Комсомольцев поразило известие, привезенное Грехаловым: оказывается, и в районе о них идут разговоры. Вечером почти вся бригада собралась в избе у Егора. Было тесно, дымно, весело. Ребята по очереди выбегали на улицу опробовать спортивные лыжи. Почти всем они нравились, но некоторые, привыкшие с детских лет ходить на лыжах в валенках, высказывали такое опасение:
— Бежать-то в ботинках легко, как в тапочках, но, возможная вещь, ногам студено будет?
Костюнька Овчинников предложил всем парням совершить переход до областного центра. Заявил хвастливо:
— Триста сорок километров за четверо суток отстегаем как миленькие.

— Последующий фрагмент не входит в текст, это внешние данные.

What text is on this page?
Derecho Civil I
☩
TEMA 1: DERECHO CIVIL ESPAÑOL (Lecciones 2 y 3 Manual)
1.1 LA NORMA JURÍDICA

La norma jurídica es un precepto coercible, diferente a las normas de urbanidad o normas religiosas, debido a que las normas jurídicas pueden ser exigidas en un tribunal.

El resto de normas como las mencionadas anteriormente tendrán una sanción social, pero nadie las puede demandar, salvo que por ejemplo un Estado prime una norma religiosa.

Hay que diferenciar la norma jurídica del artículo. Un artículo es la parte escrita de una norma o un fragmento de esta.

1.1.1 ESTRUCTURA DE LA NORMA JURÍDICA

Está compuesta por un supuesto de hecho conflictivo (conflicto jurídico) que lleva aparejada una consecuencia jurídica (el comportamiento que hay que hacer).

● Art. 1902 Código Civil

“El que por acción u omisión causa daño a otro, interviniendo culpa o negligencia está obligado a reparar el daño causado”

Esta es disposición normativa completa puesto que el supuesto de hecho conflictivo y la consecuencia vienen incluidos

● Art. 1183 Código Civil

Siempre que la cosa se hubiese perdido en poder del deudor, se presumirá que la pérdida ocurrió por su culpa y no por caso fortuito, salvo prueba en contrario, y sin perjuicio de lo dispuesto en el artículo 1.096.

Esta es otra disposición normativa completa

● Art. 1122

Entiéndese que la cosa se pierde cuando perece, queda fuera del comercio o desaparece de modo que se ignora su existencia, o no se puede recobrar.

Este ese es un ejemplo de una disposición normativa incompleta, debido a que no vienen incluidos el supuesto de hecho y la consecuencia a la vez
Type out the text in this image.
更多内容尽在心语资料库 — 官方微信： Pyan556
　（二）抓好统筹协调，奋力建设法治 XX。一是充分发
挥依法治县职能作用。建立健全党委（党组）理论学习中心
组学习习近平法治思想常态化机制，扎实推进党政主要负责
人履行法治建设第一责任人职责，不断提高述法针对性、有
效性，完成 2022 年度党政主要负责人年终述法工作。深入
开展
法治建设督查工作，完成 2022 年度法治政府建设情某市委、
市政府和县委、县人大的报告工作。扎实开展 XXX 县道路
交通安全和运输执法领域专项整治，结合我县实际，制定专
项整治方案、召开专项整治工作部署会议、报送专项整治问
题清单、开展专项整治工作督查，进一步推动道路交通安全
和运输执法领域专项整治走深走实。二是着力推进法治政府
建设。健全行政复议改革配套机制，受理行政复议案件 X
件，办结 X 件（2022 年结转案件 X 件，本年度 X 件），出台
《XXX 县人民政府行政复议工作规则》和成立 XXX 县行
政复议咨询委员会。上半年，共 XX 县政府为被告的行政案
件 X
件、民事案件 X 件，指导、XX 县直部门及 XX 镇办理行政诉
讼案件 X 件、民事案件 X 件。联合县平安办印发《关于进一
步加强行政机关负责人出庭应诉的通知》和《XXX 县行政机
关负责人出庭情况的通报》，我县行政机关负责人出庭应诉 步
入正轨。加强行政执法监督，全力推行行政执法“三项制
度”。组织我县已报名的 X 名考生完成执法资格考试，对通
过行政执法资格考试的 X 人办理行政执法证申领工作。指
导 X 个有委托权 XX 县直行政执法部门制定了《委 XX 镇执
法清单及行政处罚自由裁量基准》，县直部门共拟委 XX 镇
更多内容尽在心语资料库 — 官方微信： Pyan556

— И за сутки доберетесь, если в телячий вагон вас поместить, — по обыкновению остудила Костюньку Люба Шуракова.
— А что, думаешь, не осилим такой переход?
— За всех не поручусь, а ты осилишь; вчера смотрим — летит наш Константин Гордеич под гору, как некормленый мерин к овсу.
— Дура! — обиделся Костюнька. — Как ты скажешь, Егор Васильевич, разве хвастаюсь я?
Егор улыбнулся.
— Да ведь девчата тебя лучше знают.
— С чего это вы взяли? — сразу ревниво насторожилась Люба.
В последнее время ребята начали замечать, что где Люба, там и Костюнька, но зарождалась эта симпатия между ними как-то странно — больше во взаимном подшучивании и словесных стычках.
— А если не знаешь, почему сомневаешься? — вопросом на вопрос ответил Любе Егор. — Конечно, форсировать, почитай, триста пятьдесят километров за четверо суток не каждому подсильно. Но если будет дан приказ — думается, наши ребята не подкачают.
— Ясно!
— Кровь из носу, а прошли бы!
Егор оглядел задорные лица комсомольцев. Он все больше и больше чувствовал, насколько после службы в армии стал сдержаннее и строже в своих словах и поступках. Знал, на себе проверил действительную цену молодому задору, когда все кажется возможным, трудности легко преодолимыми, а опасность — иногда смертельная — подстерегающей кого-то другого, а не тебя, молодого и сильного. И хотя ему сначала понравилось предложение Костюньки, он сказал:
— Ну, а пока такого приказа нет, и переход затевать не будем. Показать свою подготовку можно и на том деле, за какое взялись, да еще и с большей пользой. Вот пусть посмотрит Коржев на нашу организацию, а тогда можно поговорить и о большем переходе.
Комсомольцы начали деятельно готовить к приезду Коржева большой загон. Тщательно обследовали обширный район Лосиной пади. Заранее определили место для номеров, придумали для загонщиков особую, поистине оглушительную колотушку. Изготовлением флажков и трепещущих на ветру бумажных лент были заняты почти все девушки села.
Снаряжались для участия в охоте и люди пожилые. Даже мало интересующийся всем, что не относилось к свиноводству, Максим Жерехов достал с чердака старенький отцовский винчестер и начал протирать его керосином.
— Ты-то куда мостишься, воин? — удивленно спросила жена. — Неужто еще не отстрелялся?